Some of the tracks will be very familiar to anyone who remembers the show. They regularly turn up as sound effects for hyperspace, or the mysterious workings of an alien space ship. It’s a shame that the disc’s sleeve notes don’t make any attempt to pin down individual tracks to their use in the series. The booklet does note, though, that tracks from the disc were also used in Timeslip, and that Battle Theme (rumblings, punctuated with mechanic thumps) was also featured in the 1970 Jon Pertwee Doctor Who story Inferno.

In fact, Doctor Who fans will find much more to chew on than that! Four other tracks were also used in Inferno: Attack of the Alien Minds (a shrill, whistling track reminiscent of birdsong), Build Up To (low-key ambient dithering), Homeric Theme (a deep throbbing rumble, with moody accents) and Souls In Space (ethereal wind-like noises). Incidentally, Build Up To was also used in the Pertwee story Colony In Space.

The audio quality is quite reasonable, considering the age of the source recordings, and the multi-track nature of the material. Dynamic range is a little cramped, as you’d expect, but there’s little distortion, and only a smidgeon of tape hiss.

Most of the tracks are less than two minutes long, and some are only a few seconds long, so it should come as no surprise to find that the entire disc runs for just over thirty-one minutes. It’s a good length for casual listening: much more would start to drag.

Trunk Records’ focus is on selling this as a ground-breaking collection of early British electronica. The fact that it also happens to be music from The Tomorrow People just gives them a handy hook to peg it on.
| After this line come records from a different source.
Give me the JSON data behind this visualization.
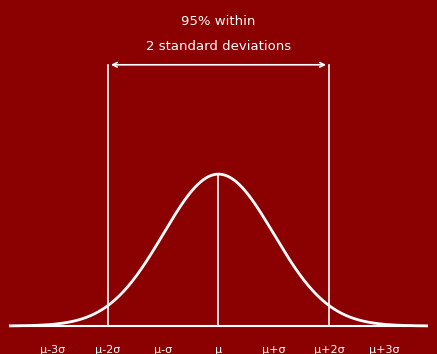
{
  "background_color": "#8B0000",
  "curve_color": "#FFFFFF",
  "line_color": "#FFFFFF",
  "text_color": "#FFFFFF",
  "mean": 0,
  "std": 1,
  "x_min": -3.8,
  "x_max": 3.8,
  "annotation_text_line1": "95% within",
  "annotation_text_line2": "2 standard deviations",
  "annotation_fontsize": 9.5,
  "tick_labels": [
    "μ-3σ",
    "μ-2σ",
    "μ-σ",
    "μ",
    "μ+σ",
    "μ+2σ",
    "μ+3σ"
  ],
  "tick_positions": [
    -3,
    -2,
    -1,
    0,
    1,
    2,
    3
  ],
  "curve_linewidth": 2.0,
  "vline_linewidth": 1.2,
  "bracket_linewidth": 1.2,
  "baseline_linewidth": 1.5
}
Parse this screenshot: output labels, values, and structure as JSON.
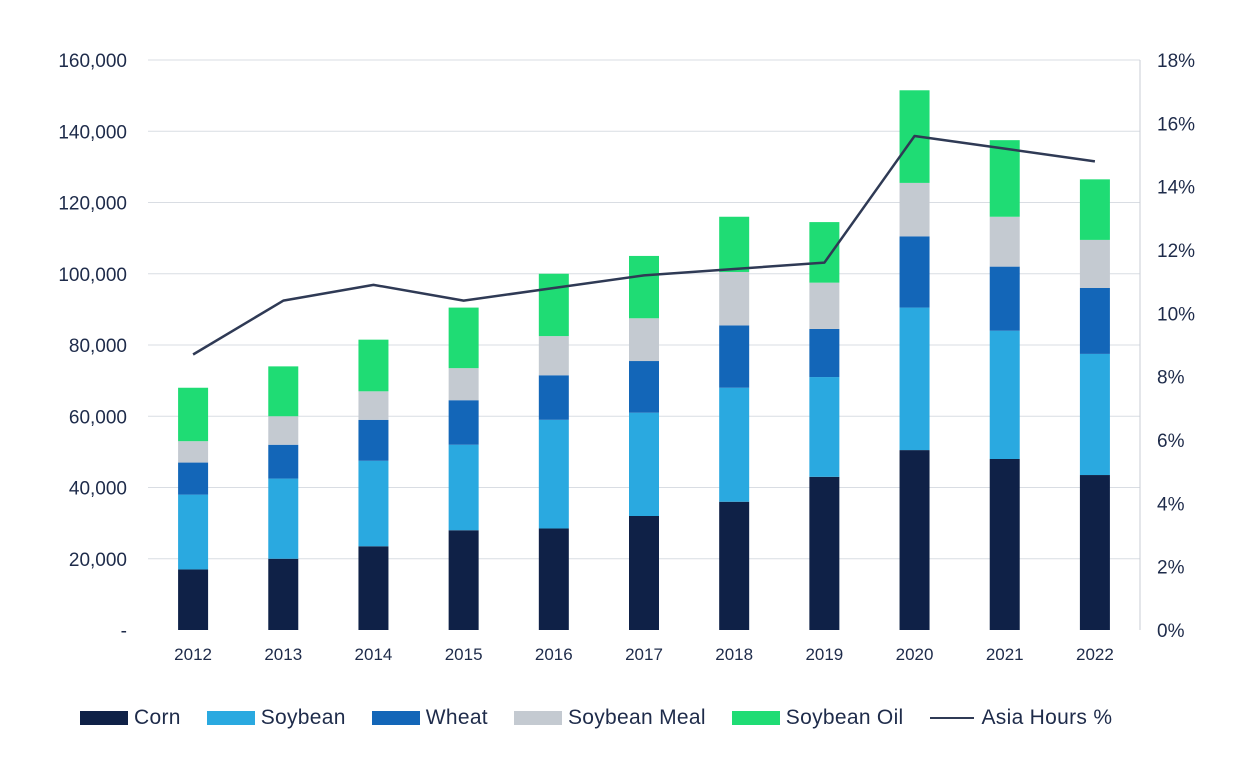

If it was a proper Tomorrow People album, it would surely feature the wonderfully-languid variations on Dudley Simpson’s theme that were regularly used to build menace. It’s unlikely that these tapes still exist, though, sadly.

The disc is modestly packaged, with a simple three-colour, four-page booklet. There are anecdotal sleeve notes that detail how the album came about, some of the history behind the original recordings, and short profiles of the four composers involved, but little else. The notes explain that they’d have liked to have offered a glossy booklet packed with stills from the series, but spent the budget on sourcing and licensing the music instead. Fair enough!
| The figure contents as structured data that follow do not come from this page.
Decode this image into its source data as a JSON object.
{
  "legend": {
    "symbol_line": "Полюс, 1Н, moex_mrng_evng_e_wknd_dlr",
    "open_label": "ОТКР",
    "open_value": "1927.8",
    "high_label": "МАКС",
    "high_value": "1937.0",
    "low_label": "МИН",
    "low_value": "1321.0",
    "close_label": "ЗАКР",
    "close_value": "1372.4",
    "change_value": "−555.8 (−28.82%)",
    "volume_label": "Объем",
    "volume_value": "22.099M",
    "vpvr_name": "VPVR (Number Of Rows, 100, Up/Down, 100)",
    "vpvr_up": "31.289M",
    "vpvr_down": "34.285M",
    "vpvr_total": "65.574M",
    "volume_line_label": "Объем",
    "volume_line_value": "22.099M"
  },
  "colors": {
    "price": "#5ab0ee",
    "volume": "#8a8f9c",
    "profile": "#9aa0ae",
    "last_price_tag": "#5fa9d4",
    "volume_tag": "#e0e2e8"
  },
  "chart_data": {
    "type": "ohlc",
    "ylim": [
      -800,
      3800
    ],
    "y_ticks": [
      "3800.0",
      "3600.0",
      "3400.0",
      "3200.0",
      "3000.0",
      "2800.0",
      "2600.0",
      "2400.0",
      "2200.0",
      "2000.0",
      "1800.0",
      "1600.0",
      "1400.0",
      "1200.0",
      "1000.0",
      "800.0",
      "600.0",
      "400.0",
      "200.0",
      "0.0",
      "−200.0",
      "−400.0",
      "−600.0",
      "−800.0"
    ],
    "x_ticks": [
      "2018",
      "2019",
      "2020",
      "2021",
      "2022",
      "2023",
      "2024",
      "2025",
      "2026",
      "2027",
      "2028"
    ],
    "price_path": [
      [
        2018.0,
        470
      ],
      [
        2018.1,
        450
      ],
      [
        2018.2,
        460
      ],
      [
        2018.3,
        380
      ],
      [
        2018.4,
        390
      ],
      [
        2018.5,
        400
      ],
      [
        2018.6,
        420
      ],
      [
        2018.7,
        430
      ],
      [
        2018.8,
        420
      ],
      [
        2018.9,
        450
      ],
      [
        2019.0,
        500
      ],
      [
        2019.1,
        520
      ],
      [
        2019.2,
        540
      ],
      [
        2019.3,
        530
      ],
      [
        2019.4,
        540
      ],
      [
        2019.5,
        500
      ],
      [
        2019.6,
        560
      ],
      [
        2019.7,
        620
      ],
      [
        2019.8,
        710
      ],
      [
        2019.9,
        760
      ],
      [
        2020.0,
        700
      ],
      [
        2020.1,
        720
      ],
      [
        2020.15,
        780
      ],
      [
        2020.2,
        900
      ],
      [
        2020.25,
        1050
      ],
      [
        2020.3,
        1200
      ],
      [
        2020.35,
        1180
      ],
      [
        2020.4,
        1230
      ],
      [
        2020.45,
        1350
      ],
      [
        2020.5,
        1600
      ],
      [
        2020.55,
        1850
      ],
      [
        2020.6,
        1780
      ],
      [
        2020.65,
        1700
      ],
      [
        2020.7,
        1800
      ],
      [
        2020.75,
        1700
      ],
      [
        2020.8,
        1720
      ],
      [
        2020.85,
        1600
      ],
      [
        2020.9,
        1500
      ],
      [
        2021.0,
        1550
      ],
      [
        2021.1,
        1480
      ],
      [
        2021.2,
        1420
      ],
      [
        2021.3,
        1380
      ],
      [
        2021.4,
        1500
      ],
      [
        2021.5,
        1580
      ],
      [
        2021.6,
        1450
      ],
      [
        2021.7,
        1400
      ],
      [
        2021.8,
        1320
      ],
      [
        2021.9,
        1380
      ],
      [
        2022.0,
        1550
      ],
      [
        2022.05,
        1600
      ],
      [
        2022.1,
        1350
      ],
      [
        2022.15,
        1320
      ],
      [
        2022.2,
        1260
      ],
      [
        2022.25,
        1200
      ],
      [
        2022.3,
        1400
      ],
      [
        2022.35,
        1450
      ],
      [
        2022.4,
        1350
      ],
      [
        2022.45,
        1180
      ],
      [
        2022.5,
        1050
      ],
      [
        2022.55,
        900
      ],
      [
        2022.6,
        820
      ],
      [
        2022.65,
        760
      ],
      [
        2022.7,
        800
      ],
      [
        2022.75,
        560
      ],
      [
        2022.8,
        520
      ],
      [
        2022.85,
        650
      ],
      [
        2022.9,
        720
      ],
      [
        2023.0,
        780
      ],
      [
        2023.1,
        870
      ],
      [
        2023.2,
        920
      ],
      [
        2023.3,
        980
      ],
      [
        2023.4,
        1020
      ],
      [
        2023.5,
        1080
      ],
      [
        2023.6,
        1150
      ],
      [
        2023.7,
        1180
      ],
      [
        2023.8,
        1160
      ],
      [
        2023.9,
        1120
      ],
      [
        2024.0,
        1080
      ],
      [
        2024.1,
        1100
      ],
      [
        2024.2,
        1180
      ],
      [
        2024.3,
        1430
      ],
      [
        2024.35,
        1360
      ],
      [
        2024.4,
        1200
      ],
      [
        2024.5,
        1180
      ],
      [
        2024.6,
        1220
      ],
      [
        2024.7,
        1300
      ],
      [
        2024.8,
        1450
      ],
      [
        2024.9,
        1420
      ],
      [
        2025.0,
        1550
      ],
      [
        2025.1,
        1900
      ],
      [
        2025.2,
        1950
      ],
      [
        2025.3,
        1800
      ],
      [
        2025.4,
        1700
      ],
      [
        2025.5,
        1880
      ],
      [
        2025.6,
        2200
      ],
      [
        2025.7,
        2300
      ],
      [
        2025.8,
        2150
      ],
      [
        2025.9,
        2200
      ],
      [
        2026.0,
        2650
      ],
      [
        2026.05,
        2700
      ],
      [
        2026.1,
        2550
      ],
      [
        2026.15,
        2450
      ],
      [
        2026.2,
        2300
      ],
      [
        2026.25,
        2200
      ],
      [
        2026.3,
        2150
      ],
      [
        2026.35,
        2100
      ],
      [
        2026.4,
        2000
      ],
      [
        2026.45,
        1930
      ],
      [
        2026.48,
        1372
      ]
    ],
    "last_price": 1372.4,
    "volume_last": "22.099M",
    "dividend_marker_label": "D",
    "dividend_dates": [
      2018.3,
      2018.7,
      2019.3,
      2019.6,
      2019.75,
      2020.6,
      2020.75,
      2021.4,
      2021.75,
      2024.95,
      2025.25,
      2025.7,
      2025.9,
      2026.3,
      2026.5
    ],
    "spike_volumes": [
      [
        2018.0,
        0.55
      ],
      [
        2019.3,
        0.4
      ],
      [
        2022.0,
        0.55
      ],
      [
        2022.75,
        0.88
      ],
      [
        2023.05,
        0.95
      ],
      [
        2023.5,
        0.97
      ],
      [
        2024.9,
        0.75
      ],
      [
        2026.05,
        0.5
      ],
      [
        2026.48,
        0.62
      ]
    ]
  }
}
If you’re a fan of The Tomorrow People or Doctor Who, or if you enjoy the wonderful bleeps and gurgles created by the BBC’s Radiophonic Workshop, this album comes highly recommended. As a relative obscurity, pressed in limited numbers, now would be a good time to grab a copy. Otherwise you might have to - as the small print on the back of the sleeve says with some bitterness - “go to ebay where people try and sell illusive [sic] Trunk releases for loads of money and sometimes get lucky”!
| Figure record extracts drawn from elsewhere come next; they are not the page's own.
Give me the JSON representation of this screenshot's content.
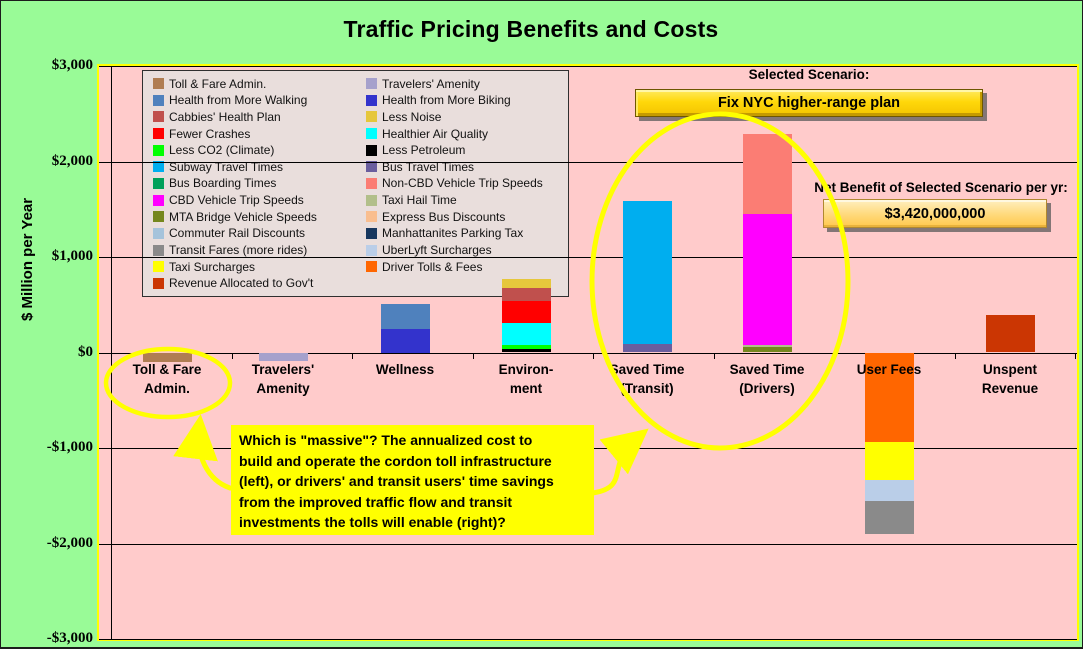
{
  "title": "Traffic Pricing Benefits and Costs",
  "scenario": {
    "label": "Selected Scenario:",
    "button_label": "Fix NYC higher-range plan",
    "net_benefit_label": "Net Benefit of Selected Scenario per yr:",
    "net_benefit_value": "$3,420,000,000"
  },
  "callout": {
    "text": "Which is \"massive\"? The annualized cost to\nbuild and operate the cordon toll infrastructure\n(left), or drivers' and transit users' time  savings\nfrom the improved traffic flow and transit\ninvestments the tolls will enable (right)?"
  },
  "colors": {
    "page_bg": "#99FB97",
    "plot_bg": "#FFCBCB",
    "plot_border": "#FFFF00",
    "highlight": "#FFFF00",
    "scenario_button": "#FFD80A",
    "net_benefit_box": "#FFD97A"
  },
  "legend": {
    "items": [
      {
        "label": "Toll & Fare Admin.",
        "color": "#B07D52"
      },
      {
        "label": "Travelers' Amenity",
        "color": "#A6A1CC"
      },
      {
        "label": "Health from More Walking",
        "color": "#4F81BD"
      },
      {
        "label": "Health from More Biking",
        "color": "#3333CC"
      },
      {
        "label": "Cabbies' Health Plan",
        "color": "#C0504D"
      },
      {
        "label": "Less Noise",
        "color": "#E6C73C"
      },
      {
        "label": "Fewer Crashes",
        "color": "#FF0000"
      },
      {
        "label": "Healthier Air Quality",
        "color": "#00FFFF"
      },
      {
        "label": "Less CO2 (Climate)",
        "color": "#00FF00"
      },
      {
        "label": "Less Petroleum",
        "color": "#000000"
      },
      {
        "label": "Subway Travel Times",
        "color": "#00AEEF"
      },
      {
        "label": "Bus Travel Times",
        "color": "#6A5E9E"
      },
      {
        "label": "Bus Boarding Times",
        "color": "#00A05A"
      },
      {
        "label": "Non-CBD Vehicle Trip Speeds",
        "color": "#FB7D74"
      },
      {
        "label": "CBD Vehicle Trip Speeds",
        "color": "#FF00FF"
      },
      {
        "label": "Taxi Hail Time",
        "color": "#B2BF8A"
      },
      {
        "label": "MTA Bridge Vehicle Speeds",
        "color": "#75871E"
      },
      {
        "label": "Express Bus Discounts",
        "color": "#F9BE8F"
      },
      {
        "label": "Commuter Rail Discounts",
        "color": "#A5C3DB"
      },
      {
        "label": "Manhattanites Parking Tax",
        "color": "#17375E"
      },
      {
        "label": "Transit Fares (more rides)",
        "color": "#8A8A8A"
      },
      {
        "label": "UberLyft Surcharges",
        "color": "#BACEE8"
      },
      {
        "label": "Taxi Surcharges",
        "color": "#FFFF00"
      },
      {
        "label": "Driver Tolls & Fees",
        "color": "#FF6600"
      },
      {
        "label": "Revenue Allocated to Gov't",
        "color": "#CB3603"
      }
    ]
  },
  "chart_data": {
    "type": "bar",
    "subtype": "stacked",
    "units": "$ million per year",
    "title": "Traffic Pricing Benefits and Costs",
    "ylabel": "$ Million per Year",
    "ylim": [
      -3000,
      3000
    ],
    "ytick_labels": [
      "$3,000",
      "$2,000",
      "$1,000",
      "$0",
      "-$1,000",
      "-$2,000",
      "-$3,000"
    ],
    "grid": true,
    "legend_position": "upper-left",
    "categories": [
      "Toll & Fare Admin.",
      "Travelers' Amenity",
      "Wellness",
      "Environment",
      "Saved Time (Transit)",
      "Saved Time (Drivers)",
      "User Fees",
      "Unspent Revenue"
    ],
    "tick_labels": [
      "Toll & Fare\nAdmin.",
      "Travelers'\nAmenity",
      "Wellness",
      "Environ-\nment",
      "Saved Time\n(Transit)",
      "Saved Time\n(Drivers)",
      "User Fees",
      "Unspent\nRevenue"
    ],
    "stacks": [
      {
        "category": "Toll & Fare Admin.",
        "total": -100,
        "segments": [
          {
            "name": "Toll & Fare Admin.",
            "value": -100,
            "color": "#B07D52"
          }
        ]
      },
      {
        "category": "Travelers' Amenity",
        "total": -85,
        "segments": [
          {
            "name": "Travelers' Amenity",
            "value": -85,
            "color": "#A6A1CC"
          }
        ]
      },
      {
        "category": "Wellness",
        "total": 510,
        "segments": [
          {
            "name": "Health from More Biking",
            "value": 250,
            "color": "#3333CC"
          },
          {
            "name": "Health from More Walking",
            "value": 260,
            "color": "#4F81BD"
          }
        ]
      },
      {
        "category": "Environment",
        "total": 770,
        "segments": [
          {
            "name": "Less Petroleum",
            "value": 35,
            "color": "#000000"
          },
          {
            "name": "Less CO2 (Climate)",
            "value": 45,
            "color": "#00FF00"
          },
          {
            "name": "Healthier Air Quality",
            "value": 230,
            "color": "#00FFFF"
          },
          {
            "name": "Fewer Crashes",
            "value": 230,
            "color": "#FF0000"
          },
          {
            "name": "Cabbies' Health Plan",
            "value": 135,
            "color": "#C0504D"
          },
          {
            "name": "Less Noise",
            "value": 95,
            "color": "#E6C73C"
          }
        ]
      },
      {
        "category": "Saved Time (Transit)",
        "total": 1585,
        "segments": [
          {
            "name": "Bus Travel Times",
            "value": 90,
            "color": "#6A5E9E"
          },
          {
            "name": "Subway Travel Times",
            "value": 1495,
            "color": "#00AEEF"
          }
        ]
      },
      {
        "category": "Saved Time (Drivers)",
        "total": 2290,
        "segments": [
          {
            "name": "MTA Bridge Vehicle Speeds",
            "value": 55,
            "color": "#75871E"
          },
          {
            "name": "Taxi Hail Time",
            "value": 20,
            "color": "#B2BF8A"
          },
          {
            "name": "CBD Vehicle Trip Speeds",
            "value": 1375,
            "color": "#FF00FF"
          },
          {
            "name": "Non-CBD Vehicle Trip Speeds",
            "value": 840,
            "color": "#FB7D74"
          }
        ]
      },
      {
        "category": "User Fees",
        "total": -1900,
        "segments": [
          {
            "name": "Driver Tolls & Fees",
            "value": -940,
            "color": "#FF6600"
          },
          {
            "name": "Taxi Surcharges",
            "value": -395,
            "color": "#FFFF00"
          },
          {
            "name": "UberLyft Surcharges",
            "value": -225,
            "color": "#BACEE8"
          },
          {
            "name": "Transit Fares (more rides)",
            "value": -340,
            "color": "#8A8A8A"
          }
        ]
      },
      {
        "category": "Unspent Revenue",
        "total": 390,
        "segments": [
          {
            "name": "Revenue Allocated to Gov't",
            "value": 390,
            "color": "#CB3603"
          }
        ]
      }
    ]
  }
}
Amazon are currently offering the disc for £7.99. At that price, there's really no excuse not to buy.


Track list:

1) The Tomorrow People Theme (Simpson)
2) Lure of the Space Goddess (Russe / St George)
3) Battle Theme (St George)
4) Homeric Theme (St George)
5) Greek Concrete (St George)
6) Attack of the Alien Minds (St George)
7) Gothic Submarines (Russe / St George)
8) Whirring Menace (St George)
9) Souls In Space (St George) 
10) Time Capsule (St George)
11) Restless Relays (Russe / St George)
12) Planetarium (Russe)
13) Wet Asteroid (St George)
14) Way Out (Russe)
15) Fresh Aire (Russe)
16) Delia's Theme (Russe)
17) Tentative Delia (Russe)
18) Delia's Idea (Russe)
19) Delia's Psychadelian Waltz (Russe)
20) Delia's Resolve (Russe)
21) Delia's Dream (Russe)
22) Delia's Reverie (Russe)
23) Delia's Fulfilment (Russe)
24) Build Up To (Vorhaus)
25) Snide Rhythms (Vorhaus)
26) The Tomorrow People Theme (Simpson)


Related Link: Review of Trunk Records' soundtrack for The Wicker Man


* I believe the full version of the track might have been released before, on a long-deleted Silva Screen compilation called The Man From UNCLE and Other Themes. I have a copy of this disc, but couldn't lay my hands on it for this review.